これらに注目してキャリアの棚卸しを行い、自己PRなどに落とし込むことで、表面上のスペックだけでは見えてこない、あなた自身の本質的な価値をアピールすることが可能になるのです。
また、「本気で副業をする」ことも、キャリアを開拓する上で非常に有効です。副業サイトやスキルシェアマーケットなどを活用し、「自分の経験の中で、お金に換えられる仕事は何か?」を試してみるのです。実際に自分のスキルが社外でも通用するとわかれば、それは大きな自信につながります。
そして、その経験を軸に新たなスキルを学んだり、キャリアの方向性を見直したりと、主体的にキャリアをデザインしていく感覚を養うことができます。
転職活動は、与えられた選択肢の中から選ぶだけの受け身の活動ではありません。「裏玄関」という視点を持ち、自ら機会を創り出していく攻めの姿勢こそが、30代以降のキャリアを切り拓くカギとなるのです。
入社後のミスマッチを防ぐ「大人のインターン」
せっかく転職をしても、入社後のミスマッチが大きく、早期退職をしてしまった経験がある方もいることでしょう。
実は35歳から49歳で転職した人のうち、約4割が早期退職を経験しているというデータがあり、これは中途採用におけるミスマッチ問題の深刻さを物語っています。企業は即戦力を期待して高いコストをかけて採用しますが、入社後に「思っていたのと違った」というギャップが生じ、期待どおりのパフォーマンスが発揮されないまま、退職に至ってしまうケースが少なくありません。この問題は、転職者本人にとっても、企業にとっても大きな損失です。
こうした入社後のミスマッチを減らすための有効な手法として、株式会社みらいワークスの岩田央子氏は「実務を通じたすり合わせ型」のアプローチを挙げています。これは、選考段階から実際の業務に近しいかたちで関わり、企業文化や上長との相性、求められる役割などを転職希望者が体感する方法です。
ハイスキル人材の場合、単にスキルセットが合致しているか以上に、「そのスキルを適切に活かせる環境があるか」「周囲と円滑なコミュニケーションを取れるか」が、入社後の活躍を左右する重要なポイントとなります。
この「実務を通じたすり合わせ」を具体的にサービス化したのが、同社が提供する「大人のインターン」だと言います。これは、正式な雇用契約を結ぶ前に業務委託契約で3ヶ月以上のお試し期間を設け、実務に関わってもらうという仕組みです。
この期間を通じて、企業側は候補者の価値観や仕事への姿勢をじっくりと見極めることができ、さらに候補者側も上長が何を求めているのか、どのような裁量で仕事を進めるのかを具体的にすり合わせられることで、入社後のギャップを最小限に抑えることが可能になります。

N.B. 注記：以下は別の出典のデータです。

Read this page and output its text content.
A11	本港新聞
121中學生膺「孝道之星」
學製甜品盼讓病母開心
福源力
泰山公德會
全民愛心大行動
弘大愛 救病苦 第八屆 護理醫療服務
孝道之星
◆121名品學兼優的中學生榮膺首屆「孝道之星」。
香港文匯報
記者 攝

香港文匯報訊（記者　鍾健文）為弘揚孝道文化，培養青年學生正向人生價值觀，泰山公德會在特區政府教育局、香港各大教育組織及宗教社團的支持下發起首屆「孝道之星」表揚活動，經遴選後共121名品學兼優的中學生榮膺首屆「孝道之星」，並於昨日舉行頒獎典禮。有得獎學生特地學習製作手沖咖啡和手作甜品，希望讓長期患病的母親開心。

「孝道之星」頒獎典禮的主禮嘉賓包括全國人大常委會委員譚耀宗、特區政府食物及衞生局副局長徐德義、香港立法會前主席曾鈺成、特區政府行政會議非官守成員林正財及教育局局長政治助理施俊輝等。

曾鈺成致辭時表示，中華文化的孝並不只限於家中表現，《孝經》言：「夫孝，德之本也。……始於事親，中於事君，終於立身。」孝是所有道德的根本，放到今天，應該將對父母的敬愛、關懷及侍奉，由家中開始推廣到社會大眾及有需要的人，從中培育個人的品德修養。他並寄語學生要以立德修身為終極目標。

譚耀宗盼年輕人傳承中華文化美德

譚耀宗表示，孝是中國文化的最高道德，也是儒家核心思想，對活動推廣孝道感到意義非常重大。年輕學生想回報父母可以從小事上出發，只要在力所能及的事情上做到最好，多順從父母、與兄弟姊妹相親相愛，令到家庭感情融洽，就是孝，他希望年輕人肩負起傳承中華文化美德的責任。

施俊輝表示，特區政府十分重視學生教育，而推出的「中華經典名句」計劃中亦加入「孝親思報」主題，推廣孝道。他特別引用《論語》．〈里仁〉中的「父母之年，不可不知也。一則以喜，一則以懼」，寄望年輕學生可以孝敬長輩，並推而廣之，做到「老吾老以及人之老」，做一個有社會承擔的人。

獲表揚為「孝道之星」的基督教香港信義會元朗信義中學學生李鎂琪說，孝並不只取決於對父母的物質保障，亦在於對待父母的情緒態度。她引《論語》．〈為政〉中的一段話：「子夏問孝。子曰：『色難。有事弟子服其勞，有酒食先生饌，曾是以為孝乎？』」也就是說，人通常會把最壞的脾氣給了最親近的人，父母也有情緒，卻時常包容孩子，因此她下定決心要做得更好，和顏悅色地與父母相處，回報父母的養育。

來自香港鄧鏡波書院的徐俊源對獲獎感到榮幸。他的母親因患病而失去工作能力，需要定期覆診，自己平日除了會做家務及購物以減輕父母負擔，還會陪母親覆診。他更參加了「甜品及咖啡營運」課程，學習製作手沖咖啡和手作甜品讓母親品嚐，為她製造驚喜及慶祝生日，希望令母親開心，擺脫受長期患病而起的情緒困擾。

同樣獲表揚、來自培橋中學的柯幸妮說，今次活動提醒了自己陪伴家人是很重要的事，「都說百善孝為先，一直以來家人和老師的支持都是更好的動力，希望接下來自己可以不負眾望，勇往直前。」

実際にこのサービスを活用した事例として、次のようなケースが紹介されています。
そこで、弊社からお試し期間を経て入社となる「大人のインターン」サービスをご提案し、具体的な候補として、人材業務分析からキャリアをスタートし、テスト・リリース・導入定着化など、IT PMOにスキルを広げてきたコンサルタントをご提案いたしました。具体的な業務内容は「事業戦略に合わせた戦略の改善」「業務の可視化と問題点の洗い出し」で、週5日・3ヶ月をまずは業務委託で参画いただきました。
結果、企業側も候補者側も双方がお互いに信頼し合え、正式に正社員として入社に至られました。ここでポイントとなったのは、スキルや風土とマッチするかという点だけではなく「正社員登用時に求められるものが何か」「どういう期待・役割があるか」を弊社が入り毎月打ち合わせを行い、すり合わせていきました。その結果、3ヶ月後の入社時点では即戦力としてのスタートダッシュを切られました。
引用:35~49歳で転職した人の「約4割が早期退職する」という事実 採用難度も入社後マッチ難度も高い、ハイスキル人材確保問題(ログミーBusiness)
この事例が示すように、「大人のインターン」のような方法は単なるスキルチェックの場ではなく、双方の期待値を調整し、信頼関係を醸成するための重要なプロセスとして機能します。
採用面接という限られた時間だけでは見極めるのが難しい「人」と「組織」のマッチング精度を、実務を通じて高めていくこの手法は、転職における後悔を減らし、個人と企業双方にとっての成功確率を高める、新しい時代の採用のかたちと言えるでしょう。